Une hygiène de vie : la lecture à voix haute

La plupart des gens savent lire, mais rares sont ceux qui savent lire à voix haute. Y compris parmi les acteurs professionnels. La lecture est une discipline au sens fort, avec ses contraintes parfois radicales. Elle implique notamment de désapprendre ce qu’on croyait immuable depuis la petite école : ne surtout pas chercher « à mettre le ton », se dire que « respecter la ponctuation » ne veut rien dire, et que « baisser la voix », comme suggèrent les maîtresses, à la fin des phrases, c’est abandonner trop vite une énergie précieuse. Savoir lire à voix haute, c’est oser prendre en charge les silences, aussi : c’est laisser à l’esprit le temps de construire des images à partir des mots, et à partir des creux. Pour celui qui écoute, il s’agit d’une expérience théâtrale d’un genre à part : performance sans spectacle où tout repose sur l’imagination.

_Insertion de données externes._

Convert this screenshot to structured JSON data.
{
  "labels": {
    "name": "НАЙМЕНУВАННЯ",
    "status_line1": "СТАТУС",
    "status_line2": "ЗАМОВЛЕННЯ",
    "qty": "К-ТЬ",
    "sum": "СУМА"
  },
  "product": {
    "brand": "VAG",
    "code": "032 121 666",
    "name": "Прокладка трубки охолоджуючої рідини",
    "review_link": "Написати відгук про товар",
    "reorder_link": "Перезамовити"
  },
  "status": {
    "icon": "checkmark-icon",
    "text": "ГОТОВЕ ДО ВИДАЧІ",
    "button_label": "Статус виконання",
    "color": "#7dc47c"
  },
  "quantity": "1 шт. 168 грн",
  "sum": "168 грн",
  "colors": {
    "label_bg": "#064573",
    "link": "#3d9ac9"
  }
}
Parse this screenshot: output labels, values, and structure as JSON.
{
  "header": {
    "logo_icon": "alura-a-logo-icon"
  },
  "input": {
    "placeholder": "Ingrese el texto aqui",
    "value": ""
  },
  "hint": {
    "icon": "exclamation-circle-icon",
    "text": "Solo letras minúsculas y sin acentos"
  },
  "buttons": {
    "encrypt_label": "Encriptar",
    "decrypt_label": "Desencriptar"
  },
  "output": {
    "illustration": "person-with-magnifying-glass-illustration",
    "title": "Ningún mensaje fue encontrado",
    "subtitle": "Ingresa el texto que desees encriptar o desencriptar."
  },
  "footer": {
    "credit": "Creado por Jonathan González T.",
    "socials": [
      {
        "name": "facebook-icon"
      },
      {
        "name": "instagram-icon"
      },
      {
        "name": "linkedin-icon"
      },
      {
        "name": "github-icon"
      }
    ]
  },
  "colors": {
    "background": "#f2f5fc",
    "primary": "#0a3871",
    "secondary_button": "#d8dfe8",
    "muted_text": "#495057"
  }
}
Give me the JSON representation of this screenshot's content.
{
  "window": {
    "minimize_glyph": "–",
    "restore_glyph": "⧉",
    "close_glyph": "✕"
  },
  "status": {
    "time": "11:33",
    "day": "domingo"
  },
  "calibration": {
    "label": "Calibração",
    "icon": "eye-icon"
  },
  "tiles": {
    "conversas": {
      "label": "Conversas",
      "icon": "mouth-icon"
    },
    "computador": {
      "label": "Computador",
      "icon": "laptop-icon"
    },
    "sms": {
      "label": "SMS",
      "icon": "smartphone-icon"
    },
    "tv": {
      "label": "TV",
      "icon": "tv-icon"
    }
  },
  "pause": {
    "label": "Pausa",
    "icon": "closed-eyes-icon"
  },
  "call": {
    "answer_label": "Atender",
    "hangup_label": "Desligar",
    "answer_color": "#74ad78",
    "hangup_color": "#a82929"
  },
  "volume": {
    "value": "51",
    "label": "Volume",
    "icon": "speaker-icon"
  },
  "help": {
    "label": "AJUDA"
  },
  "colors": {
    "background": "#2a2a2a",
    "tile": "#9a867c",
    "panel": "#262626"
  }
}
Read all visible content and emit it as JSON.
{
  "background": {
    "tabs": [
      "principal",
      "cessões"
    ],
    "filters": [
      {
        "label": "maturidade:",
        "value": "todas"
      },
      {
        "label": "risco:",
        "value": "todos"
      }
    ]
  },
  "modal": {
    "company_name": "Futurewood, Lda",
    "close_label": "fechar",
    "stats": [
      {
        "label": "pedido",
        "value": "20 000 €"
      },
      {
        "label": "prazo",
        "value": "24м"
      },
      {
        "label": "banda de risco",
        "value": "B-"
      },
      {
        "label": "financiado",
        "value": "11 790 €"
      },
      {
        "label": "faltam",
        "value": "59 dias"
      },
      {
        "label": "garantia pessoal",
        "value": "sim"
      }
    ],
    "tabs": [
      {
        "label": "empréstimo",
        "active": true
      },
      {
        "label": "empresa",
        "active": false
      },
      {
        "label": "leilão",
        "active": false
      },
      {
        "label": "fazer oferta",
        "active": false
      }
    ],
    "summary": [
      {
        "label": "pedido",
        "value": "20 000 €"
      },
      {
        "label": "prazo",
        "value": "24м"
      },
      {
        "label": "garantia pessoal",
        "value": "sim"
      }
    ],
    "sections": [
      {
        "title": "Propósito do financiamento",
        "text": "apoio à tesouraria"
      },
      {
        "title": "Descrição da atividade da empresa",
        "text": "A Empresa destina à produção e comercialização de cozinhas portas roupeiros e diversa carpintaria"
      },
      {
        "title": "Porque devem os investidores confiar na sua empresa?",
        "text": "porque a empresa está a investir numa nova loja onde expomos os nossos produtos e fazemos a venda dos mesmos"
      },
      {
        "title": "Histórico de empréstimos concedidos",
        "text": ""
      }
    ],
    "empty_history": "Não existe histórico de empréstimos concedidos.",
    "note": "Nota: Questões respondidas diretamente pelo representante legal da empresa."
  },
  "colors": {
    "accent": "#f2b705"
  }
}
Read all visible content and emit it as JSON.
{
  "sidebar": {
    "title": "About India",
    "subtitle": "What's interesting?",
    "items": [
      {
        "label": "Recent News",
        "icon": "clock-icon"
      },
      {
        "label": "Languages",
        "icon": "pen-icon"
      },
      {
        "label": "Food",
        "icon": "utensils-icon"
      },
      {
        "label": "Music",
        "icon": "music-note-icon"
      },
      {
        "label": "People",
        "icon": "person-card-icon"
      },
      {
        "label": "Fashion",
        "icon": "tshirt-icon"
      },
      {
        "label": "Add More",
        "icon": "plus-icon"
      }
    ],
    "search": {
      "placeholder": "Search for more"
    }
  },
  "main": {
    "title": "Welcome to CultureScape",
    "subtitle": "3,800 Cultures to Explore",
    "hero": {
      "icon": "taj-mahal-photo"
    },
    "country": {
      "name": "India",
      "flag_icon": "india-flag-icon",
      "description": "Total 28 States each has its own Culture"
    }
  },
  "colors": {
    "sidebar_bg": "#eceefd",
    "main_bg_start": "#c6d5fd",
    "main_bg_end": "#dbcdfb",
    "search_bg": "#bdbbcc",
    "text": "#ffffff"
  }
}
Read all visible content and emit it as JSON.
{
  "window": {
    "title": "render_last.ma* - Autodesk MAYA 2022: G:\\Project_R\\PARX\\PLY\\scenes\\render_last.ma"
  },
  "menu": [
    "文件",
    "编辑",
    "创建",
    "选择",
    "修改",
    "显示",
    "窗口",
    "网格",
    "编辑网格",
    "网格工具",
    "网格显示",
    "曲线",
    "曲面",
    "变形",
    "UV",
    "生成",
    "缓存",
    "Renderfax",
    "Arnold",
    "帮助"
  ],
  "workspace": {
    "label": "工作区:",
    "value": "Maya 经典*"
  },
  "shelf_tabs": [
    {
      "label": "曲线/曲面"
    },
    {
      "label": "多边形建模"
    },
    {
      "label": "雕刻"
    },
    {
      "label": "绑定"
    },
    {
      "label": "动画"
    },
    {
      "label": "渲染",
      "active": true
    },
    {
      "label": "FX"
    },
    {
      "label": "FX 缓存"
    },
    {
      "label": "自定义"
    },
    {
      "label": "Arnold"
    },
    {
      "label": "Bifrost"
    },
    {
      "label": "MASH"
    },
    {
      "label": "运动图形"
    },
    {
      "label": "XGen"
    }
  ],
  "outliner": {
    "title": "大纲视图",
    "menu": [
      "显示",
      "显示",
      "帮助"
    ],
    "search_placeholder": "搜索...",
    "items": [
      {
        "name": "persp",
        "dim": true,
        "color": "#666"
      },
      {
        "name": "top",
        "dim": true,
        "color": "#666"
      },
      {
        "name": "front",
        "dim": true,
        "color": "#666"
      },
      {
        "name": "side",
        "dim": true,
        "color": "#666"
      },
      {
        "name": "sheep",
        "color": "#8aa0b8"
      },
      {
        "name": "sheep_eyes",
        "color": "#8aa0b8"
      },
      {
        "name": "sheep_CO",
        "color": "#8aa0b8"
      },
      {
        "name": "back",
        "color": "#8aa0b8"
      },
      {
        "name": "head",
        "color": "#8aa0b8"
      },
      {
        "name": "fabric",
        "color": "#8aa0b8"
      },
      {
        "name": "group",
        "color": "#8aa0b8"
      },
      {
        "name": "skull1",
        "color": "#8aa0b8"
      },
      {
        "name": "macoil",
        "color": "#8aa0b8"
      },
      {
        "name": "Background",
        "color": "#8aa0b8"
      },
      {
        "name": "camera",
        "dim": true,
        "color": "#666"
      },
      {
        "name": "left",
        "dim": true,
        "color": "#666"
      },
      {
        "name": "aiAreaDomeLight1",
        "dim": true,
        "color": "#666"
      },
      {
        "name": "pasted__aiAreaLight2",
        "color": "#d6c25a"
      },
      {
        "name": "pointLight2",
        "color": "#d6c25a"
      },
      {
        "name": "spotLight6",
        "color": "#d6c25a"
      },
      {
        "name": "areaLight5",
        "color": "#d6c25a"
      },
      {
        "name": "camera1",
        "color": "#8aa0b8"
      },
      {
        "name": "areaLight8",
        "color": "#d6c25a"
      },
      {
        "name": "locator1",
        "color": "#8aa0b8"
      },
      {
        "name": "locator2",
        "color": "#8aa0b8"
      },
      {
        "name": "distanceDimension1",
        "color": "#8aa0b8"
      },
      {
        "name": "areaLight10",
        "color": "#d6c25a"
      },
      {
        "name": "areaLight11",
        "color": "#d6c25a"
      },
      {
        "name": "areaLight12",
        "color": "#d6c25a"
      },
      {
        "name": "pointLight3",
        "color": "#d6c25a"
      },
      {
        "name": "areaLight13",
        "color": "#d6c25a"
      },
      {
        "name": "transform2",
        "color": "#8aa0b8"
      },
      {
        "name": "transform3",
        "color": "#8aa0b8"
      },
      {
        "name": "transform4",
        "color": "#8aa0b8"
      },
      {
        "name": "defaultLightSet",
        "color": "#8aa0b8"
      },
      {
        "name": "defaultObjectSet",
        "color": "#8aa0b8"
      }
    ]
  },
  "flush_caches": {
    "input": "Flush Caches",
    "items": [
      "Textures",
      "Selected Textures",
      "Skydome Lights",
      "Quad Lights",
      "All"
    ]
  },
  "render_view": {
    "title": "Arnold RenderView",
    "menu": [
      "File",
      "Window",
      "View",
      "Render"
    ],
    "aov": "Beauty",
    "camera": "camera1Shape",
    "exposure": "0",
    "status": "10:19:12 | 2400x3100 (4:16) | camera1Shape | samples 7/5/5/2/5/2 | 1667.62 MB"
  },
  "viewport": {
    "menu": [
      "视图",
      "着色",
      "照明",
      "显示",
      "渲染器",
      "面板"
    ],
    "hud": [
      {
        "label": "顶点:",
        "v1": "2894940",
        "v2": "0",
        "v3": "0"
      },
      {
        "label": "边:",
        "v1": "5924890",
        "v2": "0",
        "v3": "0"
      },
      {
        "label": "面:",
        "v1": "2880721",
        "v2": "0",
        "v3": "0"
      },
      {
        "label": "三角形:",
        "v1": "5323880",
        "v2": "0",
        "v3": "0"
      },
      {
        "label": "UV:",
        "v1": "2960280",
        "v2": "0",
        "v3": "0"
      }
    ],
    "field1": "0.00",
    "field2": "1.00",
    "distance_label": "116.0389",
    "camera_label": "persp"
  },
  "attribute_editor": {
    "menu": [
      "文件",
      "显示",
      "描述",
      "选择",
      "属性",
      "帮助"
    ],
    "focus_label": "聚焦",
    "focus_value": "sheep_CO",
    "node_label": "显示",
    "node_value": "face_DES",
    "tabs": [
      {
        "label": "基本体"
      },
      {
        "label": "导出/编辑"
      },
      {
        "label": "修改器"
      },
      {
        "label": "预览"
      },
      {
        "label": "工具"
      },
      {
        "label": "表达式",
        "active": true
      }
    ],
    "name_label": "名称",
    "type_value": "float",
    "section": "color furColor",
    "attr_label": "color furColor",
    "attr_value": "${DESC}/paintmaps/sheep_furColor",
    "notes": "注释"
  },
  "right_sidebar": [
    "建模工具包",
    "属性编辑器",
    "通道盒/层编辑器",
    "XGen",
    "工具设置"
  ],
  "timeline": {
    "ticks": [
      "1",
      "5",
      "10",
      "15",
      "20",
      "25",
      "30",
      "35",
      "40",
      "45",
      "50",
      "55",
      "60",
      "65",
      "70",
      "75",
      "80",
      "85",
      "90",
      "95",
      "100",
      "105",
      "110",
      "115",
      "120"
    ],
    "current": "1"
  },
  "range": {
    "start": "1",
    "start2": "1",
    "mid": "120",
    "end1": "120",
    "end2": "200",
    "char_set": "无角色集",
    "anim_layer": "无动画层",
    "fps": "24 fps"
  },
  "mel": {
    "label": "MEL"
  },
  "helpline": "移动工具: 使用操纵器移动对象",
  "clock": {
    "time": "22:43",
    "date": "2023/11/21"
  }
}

Pour celui qui lit, l’effort est d’abord physique. « Tout comme un équilibriste sur un fil, il faut se mettre en résistance », résume la comédienne Caroline Girard, qui propose, avec son association La Liseuse, des séances de lectures publiques, mais aussi des stages pour acteurs et amateurs, où la position du bassin, la détente des épaules et l’énergie du ventre comptent soudain bien plus que la psychologie des personnages.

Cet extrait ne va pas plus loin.